Plaintiff claims the denial of his motion for the half-day continuance was an abuse of discretion and denied him the right to prove his case. He claims he was given inadequate notice of time within which to have all his witnesses ready for trial and points to a provision of Calendar Rule 6(D) of the Southern District of New York which states: "Causes on the Ready Day Calendar must be ready to proceed to trial on 24 hour telephonic notice to the attorneys." However, this sentence is immediately followed by: "When a case reaches this status, the attorneys shall be considered on actual notice by publication of the case in the New York Law Journal. No excuses for failing to proceed to trial when notified will be accepted by the deputy clerk for calendars, Part 1 Judge or trial judge except to the extent provided in Rule 7(b) below."1
Plaintiff's case had moved from the Ready Day Calendar to the Jury Trial Pool Calendar some days before trial and when cases reach that calendar, as noted supra, attorneys "are directed to be ready to proceed to trial upon a telephone call from the Deputy Clerk, who will notify attorneys when and where to appear." It is abundantly clear here that plaintiff's counsel should not have assumed that he could start trial and that the doctor would be immediately available without having been subpoenaed. Moreover, it is also abundantly clear that plaintiff was not forced to trial without fair warning or with unseemly suddenness. From February 18 to April 9 counsel had been on notice and during that entire period there were several ways available to him to protect against the distinct possibility that his medical witness would not cooperate on a moment's notice and would not be in court on the day of trial. And even when notified on April 9 that he was "under the gun" he could have either called the Deputy Clerk as soon as he experienced difficulty in reaching the doctor so as to make arrangements for an adjournment, or, at minimum, should have then applied to the trial judge for a one-day adjournment. Instead, by proceeding to trial without either having taken pretrial precautionary measures or requesting a delay before the impaneling of the jury, he gambled on the somewhat dim hope that his medical witness would be available before the introduction of his other evidence had been completed. Therefore, we cannot characterize Judge MacMahon's decision to deny the motion for a continuance after evidence had been introduced as an abuse of discretion in view of the failure to have moved earlier. See Napolitano v.

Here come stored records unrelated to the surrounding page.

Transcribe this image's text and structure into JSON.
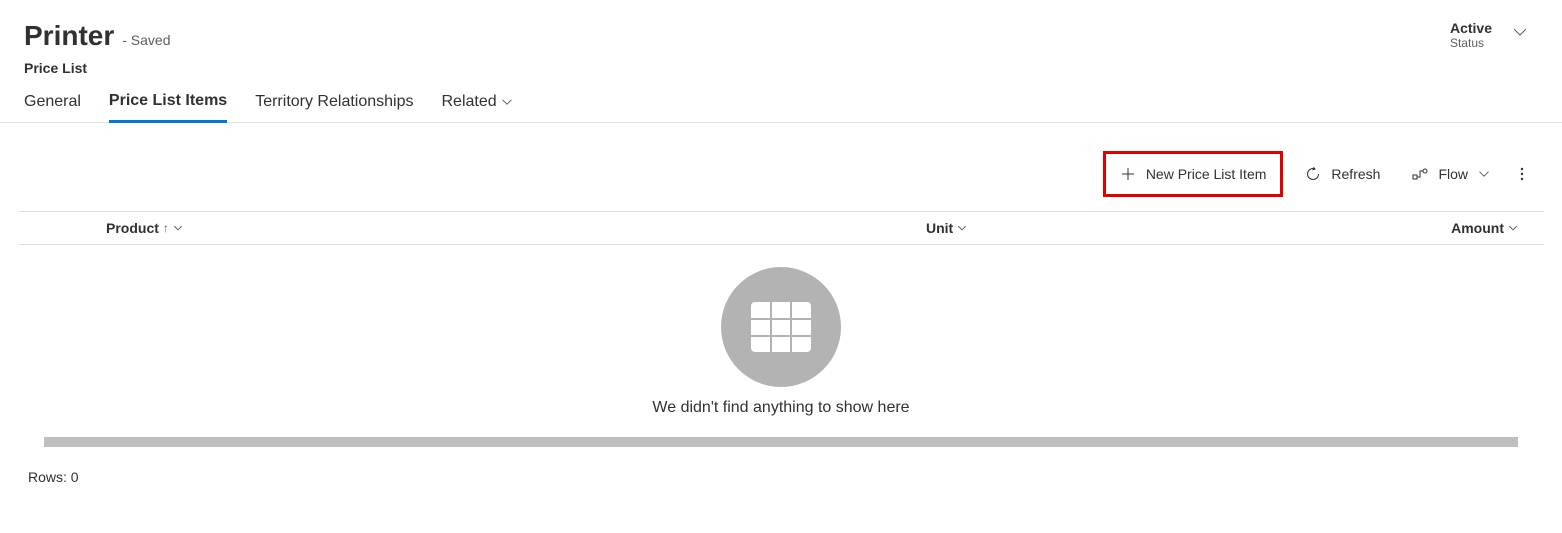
{
  "header": {
    "title": "Printer",
    "saved_label": "- Saved",
    "subtitle": "Price List",
    "status": {
      "value": "Active",
      "label": "Status"
    }
  },
  "tabs": {
    "general": "General",
    "price_list_items": "Price List Items",
    "territory": "Territory Relationships",
    "related": "Related"
  },
  "toolbar": {
    "new_item": "New Price List Item",
    "refresh": "Refresh",
    "flow": "Flow"
  },
  "columns": {
    "product": "Product",
    "unit": "Unit",
    "amount": "Amount"
  },
  "empty": {
    "message": "We didn't find anything to show here"
  },
  "footer": {
    "rows_label": "Rows: 0"
  }
}
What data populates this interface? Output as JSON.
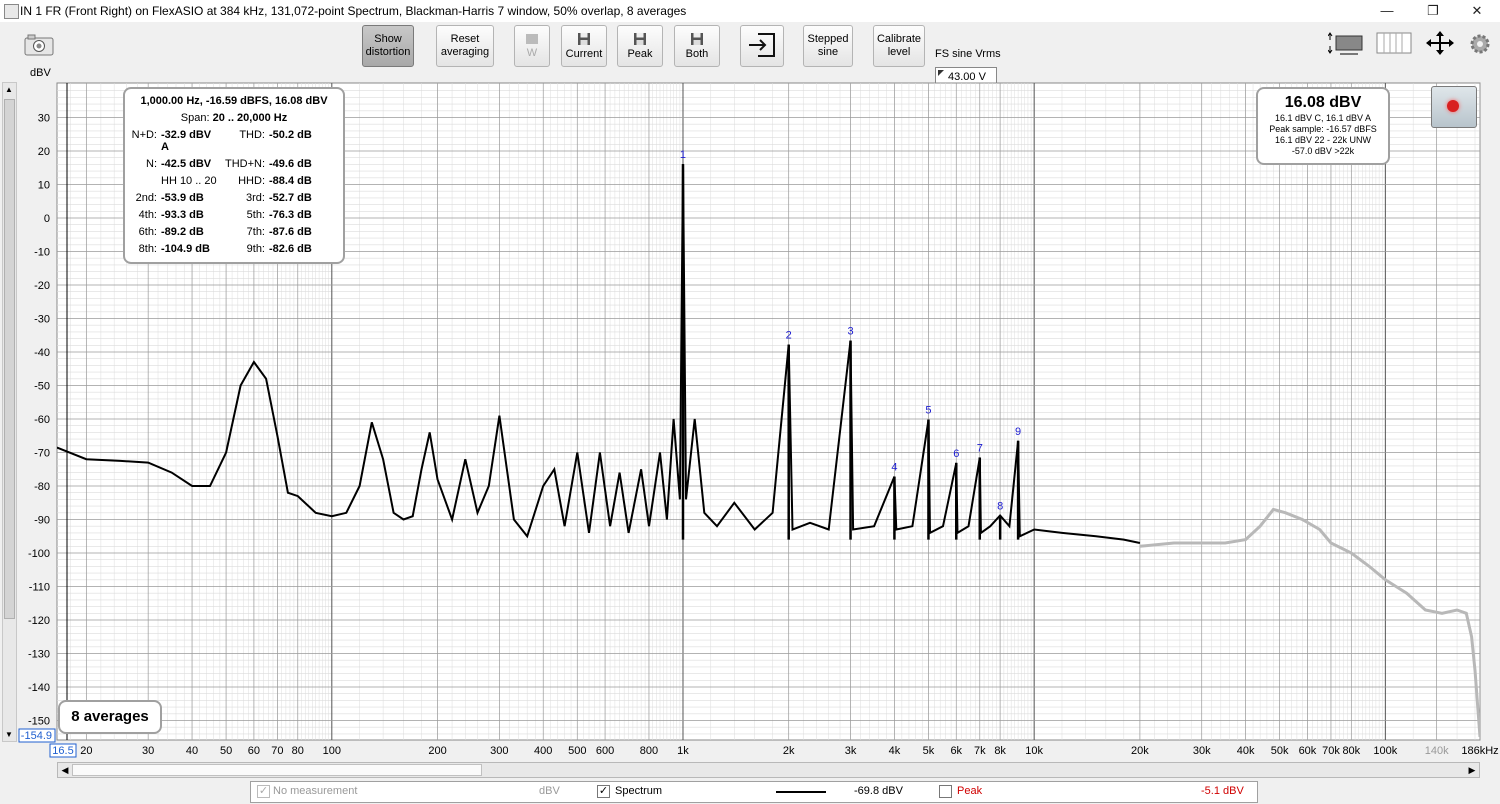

Compania Sud Americana De Vapores, supra; Winston v. Prudential Lines, Inc., supra; Vitarelle v. Long Island R. R. Co., supra; Davis v. United Fruit Co., 402 F.2d 328 (2 Cir. 1968). Judge MacMahon was scheduled to try another case the next day and he was justified in his belief that his trial docket ought not to be upset by the unwillingness of a medical witness to forego personal plans and assist a court of justice.